Now Entering Addamsville by Francesca Zappia
Greenwillow Books / HarperCollins
Publication Date: October 1, 2019
It all starts with a fire, and Zora’s reputation for starting fires. When death accompanies the fire, Zora becomes a person of interest and an easy person to frame. Zora is unwilling to go easily into that blazing night. Not when her mother died hunting the demons who start the fires in Addamsville, and not when those were the demons who set her up.
Zora is a no nonsense, whip smart survivor in a town whose inhabitants hate her for the crimes of her father as well as the fires attributed to her. A ghoulish departure from her earlier Made You Up and Eliza and her Monsters titles, Zappia simply uses a different platform to explore “otherness,” classism, and living up (or down) to the expectations for one’s behavior. Addamsville’s haunted history places the setting front and center as the misogynistic Tad, star of the reality ghost hunting show Dead Men Walking, and his crew come to investigate the paranormal connection to the fires. The solving of the mystery of how and why the fires have been started is a slow burn and the final showdown between Zora and the demon-possessed Tad is as epic as fans of superheroes would want.
Teens who love demon-fighting, ghost tackling heroines like the ones found in Lily Anderson’s Undead Girl Gang or Jennifer Honeybourn’s When Life Gives You Demons will enjoy this title, as will teens who enjoyed the offbeat plot and setting of Danielle Banas’s The Supervillain and Me.
The Bone Houses by Emily Lloyd-Jones
Little, Brown Books for Young Readers / Hachette
Publication Date: September 24, 2019
Ryn has never been afraid of the forest at the edge of her village, even when the dead—called bone houses—began walking. Even when her father went missing and her mother died, leaving Ryn the head of the household and Colbren’s gravedigger. But when the bone houses begin leaving the forest and attacking the village, Ryn and Ellis, an apprentice mapmaker with a shadowy past, must travel into the dangerous mountains to a land of magic to break the curse.

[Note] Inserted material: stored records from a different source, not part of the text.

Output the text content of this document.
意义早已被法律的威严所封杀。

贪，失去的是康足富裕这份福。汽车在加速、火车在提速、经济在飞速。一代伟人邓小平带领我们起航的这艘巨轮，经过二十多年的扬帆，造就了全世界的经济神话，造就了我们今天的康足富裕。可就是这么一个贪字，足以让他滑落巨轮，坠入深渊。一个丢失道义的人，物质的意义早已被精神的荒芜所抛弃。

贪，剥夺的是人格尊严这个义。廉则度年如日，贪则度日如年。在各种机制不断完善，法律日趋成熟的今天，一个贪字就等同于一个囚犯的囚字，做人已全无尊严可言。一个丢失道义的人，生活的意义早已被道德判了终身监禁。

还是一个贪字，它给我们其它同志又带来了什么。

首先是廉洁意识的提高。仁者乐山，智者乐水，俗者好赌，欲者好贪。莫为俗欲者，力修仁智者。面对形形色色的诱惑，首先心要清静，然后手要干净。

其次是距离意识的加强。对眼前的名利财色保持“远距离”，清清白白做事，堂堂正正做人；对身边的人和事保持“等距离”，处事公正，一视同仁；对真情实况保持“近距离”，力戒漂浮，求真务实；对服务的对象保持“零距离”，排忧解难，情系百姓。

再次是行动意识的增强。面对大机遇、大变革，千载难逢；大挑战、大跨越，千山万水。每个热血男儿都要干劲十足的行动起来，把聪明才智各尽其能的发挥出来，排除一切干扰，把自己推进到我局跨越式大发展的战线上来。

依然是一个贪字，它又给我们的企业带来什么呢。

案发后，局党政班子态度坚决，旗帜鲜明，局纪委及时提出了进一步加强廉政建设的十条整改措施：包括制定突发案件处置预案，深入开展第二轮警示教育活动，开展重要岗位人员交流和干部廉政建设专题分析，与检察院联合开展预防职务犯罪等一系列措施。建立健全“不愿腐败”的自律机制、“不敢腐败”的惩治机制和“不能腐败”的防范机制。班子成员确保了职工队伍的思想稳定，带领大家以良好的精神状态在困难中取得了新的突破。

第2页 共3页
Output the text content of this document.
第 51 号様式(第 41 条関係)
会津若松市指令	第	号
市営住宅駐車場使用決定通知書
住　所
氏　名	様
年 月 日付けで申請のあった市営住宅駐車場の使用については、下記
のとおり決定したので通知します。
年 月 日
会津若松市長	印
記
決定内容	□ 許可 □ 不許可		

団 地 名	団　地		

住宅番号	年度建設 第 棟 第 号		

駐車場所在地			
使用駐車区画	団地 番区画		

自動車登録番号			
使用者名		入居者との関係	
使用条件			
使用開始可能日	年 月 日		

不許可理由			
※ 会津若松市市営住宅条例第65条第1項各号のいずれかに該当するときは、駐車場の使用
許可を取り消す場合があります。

Emily Lloyd-Jones has created an evocative world with deep and interesting mythology. Both point-of-view protagonists have been well developed, and they have motivations that, when boiled down, will be relatable to a variety of teens. The storyline is action packed and well paced, with drama and quiet moments building the tension. Lloyd-Jones brings something fresh and new to the zombie trope that teens looking for a spooky read are sure to love.
Teens who love Stranger Things, zombie aficionados who enjoy their undead a little “different” like Carrie Ryan’s A Forest of Hands and Teeth, and those who prefer Holly Black and V.E./Victoria Schwab will find their next favorite book.